PLFSS 2024 : les points clés

Jacques Cofard

Auteurs et déclarations

29 septembre 2023

France— Le gouvernement a présenté mercredi 27 septembre son avant-projet de loi de financement de la Sécurité sociale (PLFSS) pour 2024. En dehors des revalorisations annoncées, ce PLFFS est marqué par deux obsessions : des mesures de santé publique pour les jeunes précaires, et des décisions prises dans le secteur du médicament. Sans oublier la poursuite des réformes de financement de la tarification à l'activité, le renforcement des parcours coordonnés, et la lutte contre la fraude sociale.

Ondam à 3,2%, hausse de l’enveloppe pour la ville

Avec un PLFSS 2024 qui inclut une augmentation des dépenses de l'assurance maladie (Ondam) de +3,2%, le gouvernement pense faire preuve d'ambition, et satisfait en tous les cas la confédération des syndicats médicaux de France (CSMF), qui se réjouit de constater que l'enveloppe dévolue aux soins de ville augmente pour sa part de +3,4%.

« Le niveau de l’ONDAM était très attendu par les acteurs de la santé. Le gouvernement a tranché. Il sera en 2024 de 3,5% pour la médecine de ville et de 3,2% pour l’hospitalisation. Sans crier victoire, il s’agit de la première « bonne nouvelle » depuis bien longtemps. Avec 300 millions de consultations effectuées chaque année, la médecine de ville est la porte d’entrée dans le système de santé pour nos concitoyens. Il était temps que cela se traduise par un rééquilibrage avec la médecine hospitalière », se félicite la CSMF dans un communiqué.

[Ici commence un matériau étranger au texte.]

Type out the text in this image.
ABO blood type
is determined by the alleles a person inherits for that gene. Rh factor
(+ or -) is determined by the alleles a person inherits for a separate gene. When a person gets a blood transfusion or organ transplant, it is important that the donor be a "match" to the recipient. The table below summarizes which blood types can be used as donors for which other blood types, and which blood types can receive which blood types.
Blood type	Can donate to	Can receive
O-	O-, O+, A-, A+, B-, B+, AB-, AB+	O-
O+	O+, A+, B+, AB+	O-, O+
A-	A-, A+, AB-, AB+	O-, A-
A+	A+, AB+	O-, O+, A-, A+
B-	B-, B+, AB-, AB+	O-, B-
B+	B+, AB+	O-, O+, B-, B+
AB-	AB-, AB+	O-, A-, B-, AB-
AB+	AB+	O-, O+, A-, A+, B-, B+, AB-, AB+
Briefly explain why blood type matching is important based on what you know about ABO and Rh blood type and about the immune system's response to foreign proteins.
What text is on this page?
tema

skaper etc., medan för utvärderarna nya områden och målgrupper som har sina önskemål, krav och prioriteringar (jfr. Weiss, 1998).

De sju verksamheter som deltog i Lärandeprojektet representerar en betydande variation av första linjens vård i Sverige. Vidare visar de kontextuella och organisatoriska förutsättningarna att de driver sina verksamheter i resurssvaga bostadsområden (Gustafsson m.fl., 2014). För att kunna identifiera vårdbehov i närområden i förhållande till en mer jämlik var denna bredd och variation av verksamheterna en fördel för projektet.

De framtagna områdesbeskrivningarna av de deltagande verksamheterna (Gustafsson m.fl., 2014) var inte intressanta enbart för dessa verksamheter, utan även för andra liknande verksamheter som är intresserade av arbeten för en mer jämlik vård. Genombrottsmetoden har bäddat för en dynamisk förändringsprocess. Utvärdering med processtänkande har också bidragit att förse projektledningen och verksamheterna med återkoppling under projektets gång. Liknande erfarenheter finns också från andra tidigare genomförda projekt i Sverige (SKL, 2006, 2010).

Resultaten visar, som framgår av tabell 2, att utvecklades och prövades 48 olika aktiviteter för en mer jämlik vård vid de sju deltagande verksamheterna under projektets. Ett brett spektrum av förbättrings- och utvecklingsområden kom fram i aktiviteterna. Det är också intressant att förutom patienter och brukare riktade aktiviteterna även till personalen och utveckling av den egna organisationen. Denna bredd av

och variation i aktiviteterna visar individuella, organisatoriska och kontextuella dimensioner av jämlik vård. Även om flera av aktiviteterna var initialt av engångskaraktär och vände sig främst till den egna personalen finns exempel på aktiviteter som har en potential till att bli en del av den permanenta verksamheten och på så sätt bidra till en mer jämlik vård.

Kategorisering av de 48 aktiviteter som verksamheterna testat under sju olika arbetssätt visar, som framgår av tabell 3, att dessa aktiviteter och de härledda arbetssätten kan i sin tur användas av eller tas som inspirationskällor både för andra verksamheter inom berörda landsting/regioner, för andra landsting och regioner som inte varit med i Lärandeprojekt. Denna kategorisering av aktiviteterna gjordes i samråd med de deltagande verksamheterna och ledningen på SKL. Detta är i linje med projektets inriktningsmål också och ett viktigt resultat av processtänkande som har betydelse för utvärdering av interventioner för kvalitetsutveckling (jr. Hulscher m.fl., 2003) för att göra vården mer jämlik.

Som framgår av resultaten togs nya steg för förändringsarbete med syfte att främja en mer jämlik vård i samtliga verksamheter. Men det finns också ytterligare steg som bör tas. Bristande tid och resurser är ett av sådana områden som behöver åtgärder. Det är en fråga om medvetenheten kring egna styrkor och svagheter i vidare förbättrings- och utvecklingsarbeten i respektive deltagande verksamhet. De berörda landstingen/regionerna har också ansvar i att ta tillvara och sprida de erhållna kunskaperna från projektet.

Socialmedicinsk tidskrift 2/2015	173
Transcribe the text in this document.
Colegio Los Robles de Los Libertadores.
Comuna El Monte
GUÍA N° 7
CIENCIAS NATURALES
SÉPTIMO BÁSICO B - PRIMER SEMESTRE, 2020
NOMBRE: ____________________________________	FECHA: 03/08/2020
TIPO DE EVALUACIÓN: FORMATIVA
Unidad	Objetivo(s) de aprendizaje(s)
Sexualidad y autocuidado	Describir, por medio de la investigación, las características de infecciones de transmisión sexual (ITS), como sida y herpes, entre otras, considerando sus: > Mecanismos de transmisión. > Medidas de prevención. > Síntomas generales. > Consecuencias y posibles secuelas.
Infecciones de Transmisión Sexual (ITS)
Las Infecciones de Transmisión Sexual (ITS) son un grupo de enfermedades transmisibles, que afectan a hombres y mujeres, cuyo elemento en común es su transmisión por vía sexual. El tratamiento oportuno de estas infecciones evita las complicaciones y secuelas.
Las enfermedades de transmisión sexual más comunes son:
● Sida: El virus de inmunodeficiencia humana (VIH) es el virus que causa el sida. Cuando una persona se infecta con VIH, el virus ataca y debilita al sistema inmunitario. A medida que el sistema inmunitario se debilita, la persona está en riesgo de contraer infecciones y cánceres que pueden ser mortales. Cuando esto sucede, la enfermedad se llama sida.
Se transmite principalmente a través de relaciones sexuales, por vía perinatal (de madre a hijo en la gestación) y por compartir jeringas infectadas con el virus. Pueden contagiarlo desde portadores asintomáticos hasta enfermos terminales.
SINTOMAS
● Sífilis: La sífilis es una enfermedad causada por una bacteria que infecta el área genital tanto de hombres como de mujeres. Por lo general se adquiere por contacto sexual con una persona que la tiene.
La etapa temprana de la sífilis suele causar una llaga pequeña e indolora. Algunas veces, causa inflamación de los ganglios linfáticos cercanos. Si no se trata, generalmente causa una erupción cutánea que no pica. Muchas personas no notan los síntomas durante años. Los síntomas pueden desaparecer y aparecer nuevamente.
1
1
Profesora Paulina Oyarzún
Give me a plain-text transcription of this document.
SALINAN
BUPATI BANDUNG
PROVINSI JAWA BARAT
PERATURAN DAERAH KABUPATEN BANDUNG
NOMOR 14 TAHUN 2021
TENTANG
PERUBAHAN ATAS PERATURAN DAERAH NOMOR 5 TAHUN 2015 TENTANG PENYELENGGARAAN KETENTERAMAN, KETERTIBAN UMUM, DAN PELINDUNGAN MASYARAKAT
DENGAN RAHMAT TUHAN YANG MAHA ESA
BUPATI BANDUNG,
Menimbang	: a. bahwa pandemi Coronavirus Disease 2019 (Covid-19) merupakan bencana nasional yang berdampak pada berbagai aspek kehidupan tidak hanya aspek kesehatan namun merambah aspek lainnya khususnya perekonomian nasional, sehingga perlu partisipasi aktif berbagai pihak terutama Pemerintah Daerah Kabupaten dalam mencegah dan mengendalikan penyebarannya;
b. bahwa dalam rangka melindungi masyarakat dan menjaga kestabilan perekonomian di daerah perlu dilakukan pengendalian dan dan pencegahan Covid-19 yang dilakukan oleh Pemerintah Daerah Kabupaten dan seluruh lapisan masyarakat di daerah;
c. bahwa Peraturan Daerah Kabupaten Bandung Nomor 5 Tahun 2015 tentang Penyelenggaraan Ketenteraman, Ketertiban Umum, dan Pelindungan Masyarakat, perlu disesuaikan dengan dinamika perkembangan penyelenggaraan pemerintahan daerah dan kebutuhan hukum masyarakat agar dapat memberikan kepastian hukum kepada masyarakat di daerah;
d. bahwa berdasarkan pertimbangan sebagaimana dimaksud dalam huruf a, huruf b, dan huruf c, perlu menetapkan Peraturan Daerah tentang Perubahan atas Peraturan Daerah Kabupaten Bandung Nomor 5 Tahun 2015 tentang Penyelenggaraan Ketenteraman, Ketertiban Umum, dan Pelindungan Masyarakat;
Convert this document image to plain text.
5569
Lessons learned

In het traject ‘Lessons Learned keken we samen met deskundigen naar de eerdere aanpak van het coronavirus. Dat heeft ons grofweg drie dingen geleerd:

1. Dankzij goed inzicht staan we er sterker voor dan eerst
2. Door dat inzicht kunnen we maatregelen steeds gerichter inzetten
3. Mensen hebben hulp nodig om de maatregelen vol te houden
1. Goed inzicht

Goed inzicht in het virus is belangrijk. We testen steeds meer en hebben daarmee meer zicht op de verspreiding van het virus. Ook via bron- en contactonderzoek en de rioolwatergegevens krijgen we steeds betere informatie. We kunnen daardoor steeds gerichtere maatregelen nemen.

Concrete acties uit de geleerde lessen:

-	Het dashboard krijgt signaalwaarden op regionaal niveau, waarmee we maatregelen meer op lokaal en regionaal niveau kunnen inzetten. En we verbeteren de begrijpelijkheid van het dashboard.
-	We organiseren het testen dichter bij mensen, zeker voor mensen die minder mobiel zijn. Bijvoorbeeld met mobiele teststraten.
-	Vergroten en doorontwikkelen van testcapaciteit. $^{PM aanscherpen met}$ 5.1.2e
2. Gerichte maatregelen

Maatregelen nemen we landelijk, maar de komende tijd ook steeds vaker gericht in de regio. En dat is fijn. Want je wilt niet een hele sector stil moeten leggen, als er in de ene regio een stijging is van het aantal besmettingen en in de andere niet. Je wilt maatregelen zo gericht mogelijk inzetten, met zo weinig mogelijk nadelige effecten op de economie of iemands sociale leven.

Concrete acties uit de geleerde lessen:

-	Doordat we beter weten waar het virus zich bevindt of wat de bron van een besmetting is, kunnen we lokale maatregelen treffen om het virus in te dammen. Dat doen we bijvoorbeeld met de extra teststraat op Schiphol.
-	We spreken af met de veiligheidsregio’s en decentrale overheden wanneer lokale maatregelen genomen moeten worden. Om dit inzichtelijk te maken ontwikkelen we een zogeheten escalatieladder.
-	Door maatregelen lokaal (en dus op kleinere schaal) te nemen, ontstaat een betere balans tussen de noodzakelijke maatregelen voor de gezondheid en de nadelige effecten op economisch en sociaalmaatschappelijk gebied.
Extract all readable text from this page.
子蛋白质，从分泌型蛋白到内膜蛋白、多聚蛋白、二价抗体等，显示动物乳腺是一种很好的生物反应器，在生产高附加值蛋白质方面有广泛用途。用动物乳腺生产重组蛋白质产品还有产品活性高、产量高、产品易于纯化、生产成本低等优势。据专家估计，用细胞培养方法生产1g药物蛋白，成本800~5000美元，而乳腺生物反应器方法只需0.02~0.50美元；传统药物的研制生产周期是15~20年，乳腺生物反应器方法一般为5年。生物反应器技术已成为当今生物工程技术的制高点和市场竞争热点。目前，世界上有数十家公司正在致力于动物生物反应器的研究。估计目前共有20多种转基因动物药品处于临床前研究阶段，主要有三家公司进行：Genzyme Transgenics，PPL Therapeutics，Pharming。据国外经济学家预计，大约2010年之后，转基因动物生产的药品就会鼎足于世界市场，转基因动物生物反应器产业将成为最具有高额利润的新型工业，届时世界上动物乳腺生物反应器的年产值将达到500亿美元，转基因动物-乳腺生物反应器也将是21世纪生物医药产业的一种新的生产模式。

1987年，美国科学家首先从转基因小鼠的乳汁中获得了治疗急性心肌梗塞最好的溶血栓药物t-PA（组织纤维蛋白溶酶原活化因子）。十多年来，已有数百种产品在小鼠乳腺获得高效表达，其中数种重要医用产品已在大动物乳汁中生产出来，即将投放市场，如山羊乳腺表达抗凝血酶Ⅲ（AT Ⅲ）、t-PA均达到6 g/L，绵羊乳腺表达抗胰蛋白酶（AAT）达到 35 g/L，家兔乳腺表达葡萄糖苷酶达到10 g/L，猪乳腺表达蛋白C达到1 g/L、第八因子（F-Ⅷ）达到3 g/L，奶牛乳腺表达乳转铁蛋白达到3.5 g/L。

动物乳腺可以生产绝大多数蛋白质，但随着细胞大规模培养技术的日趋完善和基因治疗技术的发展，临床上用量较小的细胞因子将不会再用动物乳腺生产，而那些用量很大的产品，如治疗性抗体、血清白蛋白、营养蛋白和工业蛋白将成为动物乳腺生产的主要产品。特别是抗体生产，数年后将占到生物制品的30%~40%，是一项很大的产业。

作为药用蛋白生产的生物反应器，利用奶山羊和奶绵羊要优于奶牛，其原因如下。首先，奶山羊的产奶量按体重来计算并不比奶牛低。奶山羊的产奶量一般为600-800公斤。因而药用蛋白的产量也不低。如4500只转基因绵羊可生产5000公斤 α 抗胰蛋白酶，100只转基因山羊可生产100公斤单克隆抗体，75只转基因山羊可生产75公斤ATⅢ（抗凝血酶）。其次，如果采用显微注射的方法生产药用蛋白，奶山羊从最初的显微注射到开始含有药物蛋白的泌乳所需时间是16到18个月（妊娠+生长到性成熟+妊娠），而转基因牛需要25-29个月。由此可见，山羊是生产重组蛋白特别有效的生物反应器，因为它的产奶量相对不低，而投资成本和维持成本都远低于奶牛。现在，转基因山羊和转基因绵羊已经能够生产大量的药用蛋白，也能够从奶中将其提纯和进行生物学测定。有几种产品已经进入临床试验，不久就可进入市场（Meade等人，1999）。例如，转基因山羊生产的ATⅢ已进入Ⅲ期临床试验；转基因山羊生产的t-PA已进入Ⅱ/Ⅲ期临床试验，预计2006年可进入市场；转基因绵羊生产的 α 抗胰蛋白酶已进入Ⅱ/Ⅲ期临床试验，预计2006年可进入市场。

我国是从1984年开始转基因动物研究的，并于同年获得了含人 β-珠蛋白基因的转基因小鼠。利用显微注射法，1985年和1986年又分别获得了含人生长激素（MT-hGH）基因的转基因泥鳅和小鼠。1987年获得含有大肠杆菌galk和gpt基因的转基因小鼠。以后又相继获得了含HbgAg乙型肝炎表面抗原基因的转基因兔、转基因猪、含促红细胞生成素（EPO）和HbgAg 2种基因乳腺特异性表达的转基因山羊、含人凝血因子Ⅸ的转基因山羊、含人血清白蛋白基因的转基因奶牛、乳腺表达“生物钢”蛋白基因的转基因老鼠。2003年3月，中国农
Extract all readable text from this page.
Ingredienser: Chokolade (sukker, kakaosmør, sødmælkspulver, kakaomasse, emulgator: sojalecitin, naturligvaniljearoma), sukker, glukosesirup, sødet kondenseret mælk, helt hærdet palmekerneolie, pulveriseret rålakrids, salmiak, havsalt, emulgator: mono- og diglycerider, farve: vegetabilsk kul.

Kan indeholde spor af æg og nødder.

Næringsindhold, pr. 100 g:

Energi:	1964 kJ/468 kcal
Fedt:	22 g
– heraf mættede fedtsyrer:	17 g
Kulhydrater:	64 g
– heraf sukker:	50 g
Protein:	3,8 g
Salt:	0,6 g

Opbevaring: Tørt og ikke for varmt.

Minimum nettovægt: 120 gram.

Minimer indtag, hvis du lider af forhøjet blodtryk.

Ce coup de pouce accordé à la médecine de ville devrait permettre de financer les mesures conventionnelles, et certainement rehausser le tarif de la consultation C à 30 euros.

La médecine de ville est la porte d’entrée dans le système de santé pour nos concitoyens. Il était temps que cela se traduise par un rééquilibrage avec la médecine hospitalière. CSMF

Revalorisations salariales

La médecine hospitalière n'est pas en reste, puisque le gouvernement a décidé d'augmenter le budget de l'assurance maladie pour 2023 (qui passe de 244,8 milliards d'euros à 247,6 milliards d'euros), afin de « financer les revalorisations salariales annoncées en juin 2023 », qui comprennent la revalorisation de 50% des gardes et de 20% du travail de nuit pour les paramédicaux.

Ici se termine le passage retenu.